Those are among the findings of a new study by the Commonwealth Fund, an independent health policy research group that ranked health care in the 50 states and the District of Columbia. Using 38 performance indicators, the scorecard comes as lawmakers debate a health care bill in Congress, and it provides fodder for supporters and opponents with C-SPAN-ready visuals for constituents watching at home.
Also See: Democrats Laud New CBO Report on Health Bill
The report, titled “Aiming Higher,” lays out in stark detail how states rank on access to health care, quality of care, avoidable hospital use and costs, equity across income and racial lines and whether residents enjoyed long and healthy lives.
An initial accounting by Commonwealth in 2007 found wide disparities in the health care system. This second scorecard shows gaps remain and in some cases have grown wider. For instance, health insurance coverage for adults has declined in most states since 2007. At the same time, most states saw gains in health coverage for children thanks to federal and state support for the Children’s Health Insurance Program.
Yet geographic variations remained stark, often with as much as a two- to three-fold spread from top to bottom states. States in New England and the Upper Midwest continued to provide the nation’s best health care. Iowa, Minnesota, Nebraska and the Dakotas did it while lowering costs, a sign the states focused on coordinated care and more efficient use of resources, the study said.
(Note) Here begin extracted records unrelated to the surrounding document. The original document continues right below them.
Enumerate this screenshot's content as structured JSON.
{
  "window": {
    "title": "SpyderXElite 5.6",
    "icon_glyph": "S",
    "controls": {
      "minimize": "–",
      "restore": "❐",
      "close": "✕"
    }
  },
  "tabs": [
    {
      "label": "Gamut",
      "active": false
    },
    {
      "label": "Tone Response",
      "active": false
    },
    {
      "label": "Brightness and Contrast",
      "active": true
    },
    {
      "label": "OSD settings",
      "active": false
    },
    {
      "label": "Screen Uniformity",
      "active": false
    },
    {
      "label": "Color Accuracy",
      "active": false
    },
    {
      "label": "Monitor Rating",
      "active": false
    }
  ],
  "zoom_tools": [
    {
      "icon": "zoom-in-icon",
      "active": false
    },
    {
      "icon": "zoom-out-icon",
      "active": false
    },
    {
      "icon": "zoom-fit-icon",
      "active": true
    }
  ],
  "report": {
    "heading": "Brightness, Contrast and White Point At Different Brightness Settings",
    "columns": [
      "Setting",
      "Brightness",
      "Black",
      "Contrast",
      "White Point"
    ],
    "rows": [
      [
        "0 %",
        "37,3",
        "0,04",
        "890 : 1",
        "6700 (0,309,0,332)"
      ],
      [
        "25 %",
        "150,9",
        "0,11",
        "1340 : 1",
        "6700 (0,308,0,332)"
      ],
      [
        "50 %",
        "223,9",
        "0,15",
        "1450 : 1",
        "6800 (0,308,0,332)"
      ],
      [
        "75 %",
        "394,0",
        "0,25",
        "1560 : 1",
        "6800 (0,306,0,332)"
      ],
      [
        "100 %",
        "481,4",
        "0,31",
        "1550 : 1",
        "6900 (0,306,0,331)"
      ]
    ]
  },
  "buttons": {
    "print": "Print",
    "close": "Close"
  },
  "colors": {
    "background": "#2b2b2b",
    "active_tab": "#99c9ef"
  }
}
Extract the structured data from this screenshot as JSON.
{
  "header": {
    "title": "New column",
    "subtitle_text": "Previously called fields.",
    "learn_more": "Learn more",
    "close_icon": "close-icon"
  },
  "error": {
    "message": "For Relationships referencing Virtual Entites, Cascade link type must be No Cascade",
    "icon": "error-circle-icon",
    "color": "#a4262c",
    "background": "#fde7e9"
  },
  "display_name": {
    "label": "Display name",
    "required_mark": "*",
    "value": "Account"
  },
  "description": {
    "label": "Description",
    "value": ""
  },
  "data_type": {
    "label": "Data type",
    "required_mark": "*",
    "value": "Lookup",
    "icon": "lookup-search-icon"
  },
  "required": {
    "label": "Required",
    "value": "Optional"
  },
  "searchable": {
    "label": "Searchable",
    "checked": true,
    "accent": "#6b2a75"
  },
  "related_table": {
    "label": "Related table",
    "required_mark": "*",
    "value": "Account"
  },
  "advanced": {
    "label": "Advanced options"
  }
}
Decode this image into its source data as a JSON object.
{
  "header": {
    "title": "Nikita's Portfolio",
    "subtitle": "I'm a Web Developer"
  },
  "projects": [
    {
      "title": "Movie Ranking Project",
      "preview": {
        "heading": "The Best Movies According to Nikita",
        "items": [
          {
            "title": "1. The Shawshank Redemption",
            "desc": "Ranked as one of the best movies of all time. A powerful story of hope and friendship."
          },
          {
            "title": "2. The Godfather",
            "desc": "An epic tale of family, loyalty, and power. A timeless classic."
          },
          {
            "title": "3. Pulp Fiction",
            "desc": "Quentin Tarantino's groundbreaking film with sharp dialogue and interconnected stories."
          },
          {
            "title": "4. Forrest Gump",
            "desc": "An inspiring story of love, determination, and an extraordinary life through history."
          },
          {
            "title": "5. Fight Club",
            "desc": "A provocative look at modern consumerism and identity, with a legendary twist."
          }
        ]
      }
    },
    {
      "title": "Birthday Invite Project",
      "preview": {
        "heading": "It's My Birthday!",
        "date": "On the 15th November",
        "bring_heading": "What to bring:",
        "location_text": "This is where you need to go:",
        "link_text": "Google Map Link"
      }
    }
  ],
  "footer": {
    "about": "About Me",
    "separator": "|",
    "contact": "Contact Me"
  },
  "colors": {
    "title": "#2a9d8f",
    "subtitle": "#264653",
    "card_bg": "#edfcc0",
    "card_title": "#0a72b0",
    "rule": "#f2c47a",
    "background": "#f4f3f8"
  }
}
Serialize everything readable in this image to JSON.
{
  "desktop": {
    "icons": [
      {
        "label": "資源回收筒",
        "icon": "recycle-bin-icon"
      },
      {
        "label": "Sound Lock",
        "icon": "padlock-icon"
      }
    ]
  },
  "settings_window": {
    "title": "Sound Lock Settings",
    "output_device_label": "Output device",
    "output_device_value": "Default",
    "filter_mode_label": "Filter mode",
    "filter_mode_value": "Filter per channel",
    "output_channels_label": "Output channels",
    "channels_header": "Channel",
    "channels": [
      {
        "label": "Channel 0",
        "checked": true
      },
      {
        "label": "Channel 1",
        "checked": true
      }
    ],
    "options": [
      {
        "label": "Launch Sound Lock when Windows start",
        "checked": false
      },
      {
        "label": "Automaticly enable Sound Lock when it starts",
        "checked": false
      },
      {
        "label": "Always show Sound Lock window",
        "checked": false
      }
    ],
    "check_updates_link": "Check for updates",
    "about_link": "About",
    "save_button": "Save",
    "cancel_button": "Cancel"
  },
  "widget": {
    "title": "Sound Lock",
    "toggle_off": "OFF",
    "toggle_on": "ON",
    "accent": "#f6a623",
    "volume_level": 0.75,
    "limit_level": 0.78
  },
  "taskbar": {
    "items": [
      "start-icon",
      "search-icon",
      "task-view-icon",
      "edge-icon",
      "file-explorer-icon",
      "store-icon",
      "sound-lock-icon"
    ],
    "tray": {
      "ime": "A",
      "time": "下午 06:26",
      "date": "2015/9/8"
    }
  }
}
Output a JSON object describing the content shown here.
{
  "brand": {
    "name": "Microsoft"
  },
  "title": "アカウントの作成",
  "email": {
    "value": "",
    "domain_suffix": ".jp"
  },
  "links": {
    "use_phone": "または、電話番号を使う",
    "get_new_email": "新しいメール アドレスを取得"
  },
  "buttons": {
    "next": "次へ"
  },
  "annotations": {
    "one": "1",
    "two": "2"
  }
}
States in the South, the Southwest and the Lower Midwest, however, lagged far behind. On one measure, infant mortality, dismal statistics in the District of Columbia, Mississippi and Louisiana helped drag the U.S. as a whole down to 19th among European and other Western nations.
“In the richest country in the world, there is no justification for any state to be far below any other state,” said Karen Davis, president of the Commonwealth Fund, who said the survey revealed “shockingly wide variations across states.”
Among the findings:
– In Texas, 32 percent of working-age adults were uninsured compared to just 7 percent in Massachusetts, the first state to offer a universal health insurance program.
– Only one in three adult diabetics in Mississippi get preventive care. In Minnesota, 67 percent do.
– Rates for hospital re-admissions, a symptom of poor health care coordination, for seniors on Medicare ranged from a high of 23 percent in Nevada to a low of 13 percent in Oregon.
“Where you live in the U.S. matters in terms of your health care,” said study co-author Cathy Schoen, “and it shouldn’t.”
At a time when most people like their doctors and are satisfied with their health insurance, the report offers “a reason to move beyond assumptions that everything is going to be okay to asking tough questions as to why the health care system isn’t delivering the results that it could,” said Alan Weil, executive director of the National Academy of State Health.
The study doesn’t mention that many states with the worst quality and cost of health care are represented in Congress by some of the fiercest opponents of Democratic proposals for change. For instance, Republican John Cornyn of Texas has criticized the Senate Finance Committee’s draft bill and said he’ll vote against it. His state ranks 46th overall and last in access and equity of care.
Cornyn spokesman Kevin McLaughlin noted that the Commonwealth Fund “openly supports and has aggressively advocated for a government plan” and added that, “No one supports real meaningful health care reform more than Sen. Cornyn, but Democratic plans to dump another trillion dollars into a broken system isn’t the kind of reform Texas needs.”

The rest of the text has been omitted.